Niedzielny wieczór, 27 października, dostarczył mieszkańcom bloku przy ulicy Barlickiego w Gubinie niezapomnianych emocji. W zaledwie kilka godzin około 100 osób zostało zmuszonych do opuszczenia swoich mieszkań z powodu niebezpieczeństwa, które zaskoczyło wszystkich. Wina leżała po stronie jednego z lokatorów, który przyniósł do domu znalezioną walizkę, w której znajdował się podejrzany ładunek.
EWAKUACJA W NIESPODZIEWANEJ SYTUACJI
Tuż przed godziną 19.00 dyżurny gubińskiego komisariatu odebrał zgłoszenie o walizce pozostawionej na balkonie. Mieszkańcy zaniepokoiły urządzenie z diodami i kablami, które według doniesień było przyklejone do wnętrza walizki. Szybko ustalono, że walizka została znaleziona przy śmietniku i przyniesiona do mieszkania. Po pierwszych badaniach wykonanych przez funkcjonariusza z grupy rozpoznania minersko-pirotechnicznego postanowiono ewakuować mieszkańców bloku.

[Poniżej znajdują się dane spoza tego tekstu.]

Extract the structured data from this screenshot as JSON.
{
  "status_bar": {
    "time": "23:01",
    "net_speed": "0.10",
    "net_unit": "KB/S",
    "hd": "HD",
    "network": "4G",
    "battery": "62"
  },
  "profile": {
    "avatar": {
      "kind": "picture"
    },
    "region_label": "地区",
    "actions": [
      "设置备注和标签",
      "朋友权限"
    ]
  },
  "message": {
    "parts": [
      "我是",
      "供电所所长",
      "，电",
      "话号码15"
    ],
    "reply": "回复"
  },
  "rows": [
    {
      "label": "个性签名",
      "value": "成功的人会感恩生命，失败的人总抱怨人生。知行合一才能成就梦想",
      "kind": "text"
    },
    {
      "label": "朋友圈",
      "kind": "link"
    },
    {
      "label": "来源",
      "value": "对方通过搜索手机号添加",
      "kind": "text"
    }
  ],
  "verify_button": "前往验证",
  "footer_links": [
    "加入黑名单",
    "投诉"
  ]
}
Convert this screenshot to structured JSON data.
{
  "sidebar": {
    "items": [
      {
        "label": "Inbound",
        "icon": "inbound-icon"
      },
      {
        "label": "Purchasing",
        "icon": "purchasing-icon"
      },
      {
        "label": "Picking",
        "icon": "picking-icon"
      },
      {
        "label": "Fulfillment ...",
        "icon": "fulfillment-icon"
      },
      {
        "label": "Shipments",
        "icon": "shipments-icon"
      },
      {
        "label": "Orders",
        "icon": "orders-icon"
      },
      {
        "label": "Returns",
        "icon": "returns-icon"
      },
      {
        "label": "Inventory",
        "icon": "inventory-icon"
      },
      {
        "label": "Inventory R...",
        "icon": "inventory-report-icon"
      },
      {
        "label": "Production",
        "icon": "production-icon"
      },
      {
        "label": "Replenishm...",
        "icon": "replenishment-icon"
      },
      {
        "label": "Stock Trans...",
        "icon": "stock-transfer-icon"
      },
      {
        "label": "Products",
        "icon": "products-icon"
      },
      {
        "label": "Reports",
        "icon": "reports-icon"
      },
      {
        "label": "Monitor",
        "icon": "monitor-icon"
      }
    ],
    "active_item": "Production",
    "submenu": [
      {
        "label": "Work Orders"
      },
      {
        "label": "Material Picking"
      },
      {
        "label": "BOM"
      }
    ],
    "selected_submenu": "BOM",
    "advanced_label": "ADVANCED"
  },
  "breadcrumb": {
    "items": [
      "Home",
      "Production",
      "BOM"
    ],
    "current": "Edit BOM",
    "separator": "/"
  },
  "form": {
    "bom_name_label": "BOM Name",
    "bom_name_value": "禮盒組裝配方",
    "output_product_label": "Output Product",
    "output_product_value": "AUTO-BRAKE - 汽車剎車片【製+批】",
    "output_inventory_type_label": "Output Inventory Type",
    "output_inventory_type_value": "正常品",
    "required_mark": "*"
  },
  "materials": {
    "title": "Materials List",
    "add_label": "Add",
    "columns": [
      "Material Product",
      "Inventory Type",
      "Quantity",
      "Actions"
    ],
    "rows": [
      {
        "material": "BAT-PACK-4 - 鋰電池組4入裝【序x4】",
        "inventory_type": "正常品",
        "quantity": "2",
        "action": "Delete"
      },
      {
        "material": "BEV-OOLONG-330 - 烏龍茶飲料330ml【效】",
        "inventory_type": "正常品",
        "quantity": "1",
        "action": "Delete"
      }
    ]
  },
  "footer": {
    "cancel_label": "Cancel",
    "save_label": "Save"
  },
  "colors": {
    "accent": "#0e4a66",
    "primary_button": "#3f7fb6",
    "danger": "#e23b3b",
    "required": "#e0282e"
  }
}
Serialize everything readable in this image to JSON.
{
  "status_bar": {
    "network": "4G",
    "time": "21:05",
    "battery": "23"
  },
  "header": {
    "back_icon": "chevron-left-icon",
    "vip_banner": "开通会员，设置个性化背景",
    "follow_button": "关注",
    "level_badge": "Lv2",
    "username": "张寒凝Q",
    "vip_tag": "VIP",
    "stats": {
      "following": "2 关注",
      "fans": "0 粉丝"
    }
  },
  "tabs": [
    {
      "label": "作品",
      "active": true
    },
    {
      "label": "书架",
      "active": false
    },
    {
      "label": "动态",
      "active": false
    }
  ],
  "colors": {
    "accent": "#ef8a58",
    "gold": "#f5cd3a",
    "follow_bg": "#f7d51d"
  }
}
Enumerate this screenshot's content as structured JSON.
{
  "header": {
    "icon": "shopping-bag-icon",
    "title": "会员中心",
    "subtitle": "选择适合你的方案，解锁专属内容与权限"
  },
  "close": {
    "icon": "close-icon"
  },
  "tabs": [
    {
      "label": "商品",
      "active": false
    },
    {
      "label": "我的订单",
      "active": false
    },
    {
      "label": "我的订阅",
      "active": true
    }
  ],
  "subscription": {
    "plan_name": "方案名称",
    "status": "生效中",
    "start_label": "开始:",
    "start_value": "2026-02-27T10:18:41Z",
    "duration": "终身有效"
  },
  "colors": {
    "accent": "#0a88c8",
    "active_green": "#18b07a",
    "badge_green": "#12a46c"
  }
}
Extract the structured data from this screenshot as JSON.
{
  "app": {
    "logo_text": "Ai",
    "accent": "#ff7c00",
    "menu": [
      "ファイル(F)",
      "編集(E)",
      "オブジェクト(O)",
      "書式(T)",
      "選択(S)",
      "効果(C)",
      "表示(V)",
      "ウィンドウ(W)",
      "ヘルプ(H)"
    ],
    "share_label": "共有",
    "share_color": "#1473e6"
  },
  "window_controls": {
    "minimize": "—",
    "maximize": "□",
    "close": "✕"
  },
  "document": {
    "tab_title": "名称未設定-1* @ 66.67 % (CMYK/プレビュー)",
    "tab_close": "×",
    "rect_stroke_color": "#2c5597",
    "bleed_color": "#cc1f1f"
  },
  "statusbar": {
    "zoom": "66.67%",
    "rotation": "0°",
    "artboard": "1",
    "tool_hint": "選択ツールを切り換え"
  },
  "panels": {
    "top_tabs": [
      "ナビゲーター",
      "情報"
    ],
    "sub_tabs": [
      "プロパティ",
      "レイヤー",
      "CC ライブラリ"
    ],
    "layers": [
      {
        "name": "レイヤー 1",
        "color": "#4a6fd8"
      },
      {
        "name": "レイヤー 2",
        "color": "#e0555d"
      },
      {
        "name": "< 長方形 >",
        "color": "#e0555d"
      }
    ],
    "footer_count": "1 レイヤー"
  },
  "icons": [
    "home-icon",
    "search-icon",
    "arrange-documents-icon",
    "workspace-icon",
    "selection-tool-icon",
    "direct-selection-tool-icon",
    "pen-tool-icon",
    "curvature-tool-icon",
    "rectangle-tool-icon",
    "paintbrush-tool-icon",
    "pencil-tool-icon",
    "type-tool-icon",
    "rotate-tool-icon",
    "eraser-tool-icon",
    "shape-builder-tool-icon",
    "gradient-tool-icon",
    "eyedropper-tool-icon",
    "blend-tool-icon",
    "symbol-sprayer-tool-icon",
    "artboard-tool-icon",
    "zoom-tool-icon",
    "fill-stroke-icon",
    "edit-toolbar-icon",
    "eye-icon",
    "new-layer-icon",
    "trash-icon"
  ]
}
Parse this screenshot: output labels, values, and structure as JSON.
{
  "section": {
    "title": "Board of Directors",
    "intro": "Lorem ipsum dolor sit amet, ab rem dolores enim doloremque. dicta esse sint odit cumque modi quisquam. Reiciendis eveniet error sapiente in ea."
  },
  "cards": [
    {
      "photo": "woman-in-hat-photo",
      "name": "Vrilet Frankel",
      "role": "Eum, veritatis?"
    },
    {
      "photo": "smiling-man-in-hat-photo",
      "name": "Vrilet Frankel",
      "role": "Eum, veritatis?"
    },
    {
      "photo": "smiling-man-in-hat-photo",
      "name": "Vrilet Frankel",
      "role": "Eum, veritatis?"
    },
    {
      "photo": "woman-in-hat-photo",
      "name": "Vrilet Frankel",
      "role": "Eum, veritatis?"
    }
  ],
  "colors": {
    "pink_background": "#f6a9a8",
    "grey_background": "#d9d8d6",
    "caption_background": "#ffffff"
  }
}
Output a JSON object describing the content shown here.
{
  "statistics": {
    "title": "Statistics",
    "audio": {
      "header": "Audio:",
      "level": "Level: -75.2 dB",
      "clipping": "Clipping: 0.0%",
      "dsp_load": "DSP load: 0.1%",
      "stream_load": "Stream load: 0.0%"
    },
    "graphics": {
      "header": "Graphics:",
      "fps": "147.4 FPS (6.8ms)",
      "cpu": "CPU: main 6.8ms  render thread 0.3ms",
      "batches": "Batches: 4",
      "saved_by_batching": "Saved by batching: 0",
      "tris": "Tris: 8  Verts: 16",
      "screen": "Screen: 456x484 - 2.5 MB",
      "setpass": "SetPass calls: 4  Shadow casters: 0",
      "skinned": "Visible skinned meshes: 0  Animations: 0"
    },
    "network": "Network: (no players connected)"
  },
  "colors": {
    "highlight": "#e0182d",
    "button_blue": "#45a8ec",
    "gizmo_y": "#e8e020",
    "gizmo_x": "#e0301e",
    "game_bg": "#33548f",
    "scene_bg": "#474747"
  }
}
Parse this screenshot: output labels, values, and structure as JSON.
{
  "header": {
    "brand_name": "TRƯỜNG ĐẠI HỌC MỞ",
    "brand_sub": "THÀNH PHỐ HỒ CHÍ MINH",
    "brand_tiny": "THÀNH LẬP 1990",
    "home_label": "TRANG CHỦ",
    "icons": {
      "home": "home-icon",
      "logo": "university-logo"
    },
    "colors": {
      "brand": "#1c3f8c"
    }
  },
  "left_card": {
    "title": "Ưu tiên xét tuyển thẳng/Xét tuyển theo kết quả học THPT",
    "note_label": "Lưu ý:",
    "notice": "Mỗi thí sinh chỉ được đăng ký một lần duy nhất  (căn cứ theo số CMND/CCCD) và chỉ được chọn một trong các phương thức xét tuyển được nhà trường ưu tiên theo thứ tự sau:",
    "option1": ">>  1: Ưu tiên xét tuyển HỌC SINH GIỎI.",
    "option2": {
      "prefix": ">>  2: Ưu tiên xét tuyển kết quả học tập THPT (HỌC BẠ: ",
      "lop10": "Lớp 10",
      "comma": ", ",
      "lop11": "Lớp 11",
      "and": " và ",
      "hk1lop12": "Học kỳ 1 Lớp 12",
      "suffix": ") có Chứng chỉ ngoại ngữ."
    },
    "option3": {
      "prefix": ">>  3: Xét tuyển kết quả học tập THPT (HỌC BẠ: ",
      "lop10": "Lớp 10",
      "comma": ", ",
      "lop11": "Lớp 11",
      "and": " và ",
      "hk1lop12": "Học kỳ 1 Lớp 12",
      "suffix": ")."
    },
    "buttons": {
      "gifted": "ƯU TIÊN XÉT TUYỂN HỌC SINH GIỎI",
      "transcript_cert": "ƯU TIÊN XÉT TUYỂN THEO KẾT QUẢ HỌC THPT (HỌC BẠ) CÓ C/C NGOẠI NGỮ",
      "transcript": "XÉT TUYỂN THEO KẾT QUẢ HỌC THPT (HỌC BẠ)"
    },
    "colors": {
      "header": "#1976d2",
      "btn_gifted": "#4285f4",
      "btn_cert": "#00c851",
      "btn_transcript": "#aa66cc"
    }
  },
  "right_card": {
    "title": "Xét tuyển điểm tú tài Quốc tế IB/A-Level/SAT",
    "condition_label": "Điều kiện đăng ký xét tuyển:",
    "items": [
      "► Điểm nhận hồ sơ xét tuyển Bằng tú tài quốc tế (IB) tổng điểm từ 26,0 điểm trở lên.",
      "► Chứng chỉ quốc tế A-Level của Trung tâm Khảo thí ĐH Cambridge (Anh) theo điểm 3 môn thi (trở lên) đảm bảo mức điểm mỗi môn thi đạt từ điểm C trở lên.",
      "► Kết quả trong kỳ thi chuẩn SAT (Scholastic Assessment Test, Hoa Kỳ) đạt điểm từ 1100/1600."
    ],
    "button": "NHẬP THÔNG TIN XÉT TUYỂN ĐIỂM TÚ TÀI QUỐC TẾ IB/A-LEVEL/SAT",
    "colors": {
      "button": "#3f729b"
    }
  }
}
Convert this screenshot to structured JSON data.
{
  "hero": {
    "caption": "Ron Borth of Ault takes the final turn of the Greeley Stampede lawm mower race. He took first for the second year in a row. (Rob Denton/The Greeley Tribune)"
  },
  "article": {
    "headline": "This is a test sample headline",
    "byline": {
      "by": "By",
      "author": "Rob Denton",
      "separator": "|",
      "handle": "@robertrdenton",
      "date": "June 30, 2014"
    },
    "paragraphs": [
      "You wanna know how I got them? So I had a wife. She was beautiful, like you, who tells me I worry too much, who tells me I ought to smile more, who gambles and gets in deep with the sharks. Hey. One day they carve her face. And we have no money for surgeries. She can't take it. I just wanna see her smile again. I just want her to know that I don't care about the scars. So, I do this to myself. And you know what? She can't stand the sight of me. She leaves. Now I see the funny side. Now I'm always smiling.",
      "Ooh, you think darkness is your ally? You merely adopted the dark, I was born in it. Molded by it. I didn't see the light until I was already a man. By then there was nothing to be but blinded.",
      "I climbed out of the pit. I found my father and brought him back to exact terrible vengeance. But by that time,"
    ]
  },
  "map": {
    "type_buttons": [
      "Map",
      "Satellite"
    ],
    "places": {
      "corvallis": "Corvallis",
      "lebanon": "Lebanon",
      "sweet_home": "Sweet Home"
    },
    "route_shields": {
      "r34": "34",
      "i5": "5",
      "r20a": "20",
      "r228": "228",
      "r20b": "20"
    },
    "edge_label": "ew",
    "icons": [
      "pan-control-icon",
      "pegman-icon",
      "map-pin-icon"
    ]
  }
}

SPRAWDZANIE I NEUTRALIZACJA GWAŁCIEŃSKIEGO ŁADUNKU
W trakcie ewakuacji, która objęła około 100 osób z 40 mieszkań, na miejsce wezwano również funkcjonariuszy Sekcji Minersko-Pirotechnicznej z Gorzowa Wielkopolskiego. Po otwarciu walizki ujawniono przedmiot przypominający plastikowe pudełko oraz przewody elektryczne, co nie pozostawiało żadnych wątpliwości co do powagi sytuacji. Straż Pożarna i pracownicy Urzędu Miasta w Gubinie również zaangażowali się w pomoc podczas ewakuacji. Dodatkowo, do zabezpieczenia miejsca zdarzenia wezwano funkcjonariuszy Samodzielnego Pododdziału Prewencji Policji z Zielonej Góry.
Gdy wszyscy mieszkańcy zostali ewakuowani, przystąpiono do neutralizacji podejrzanego ładunku. Funkcjonariusze z Sekcji Minersko-Pirotechnicznej, wykorzystując specjalistyczny sprzęt, z czwartego piętra opuścili walizkę na linach, a następnie dokonali jej bezpiecznego unieszkodliwienia. Na szczęście, po przeprowadzeniu szczegółowych badań, okazało się, że walizka nie zawierała materiałów wybuchowych, co umożliwiło mieszkańcom powrót do swoich domów.
KTO ZOSTAWIŁ WALIZKĘ?
Obecnie policjanci z Komisariatu Policji w Gubinie prowadzą dochodzenie w sprawie okoliczności, które doprowadziły do pozostawienia walizki przy śmietniku oraz ustalają tożsamość osoby odpowiedzialnej za ten incydent. Pytanie, które się nasuwa, to czy niefrasobliwość mogąca zagrażać bezpieczeństwu innych, rzeczywiście jest wystarczającym powodem do panicznej ucieczki za domowe drzwi? I jakie jeszcze niespodzianki ukrywa codzienność w bloku przy Barlickiego?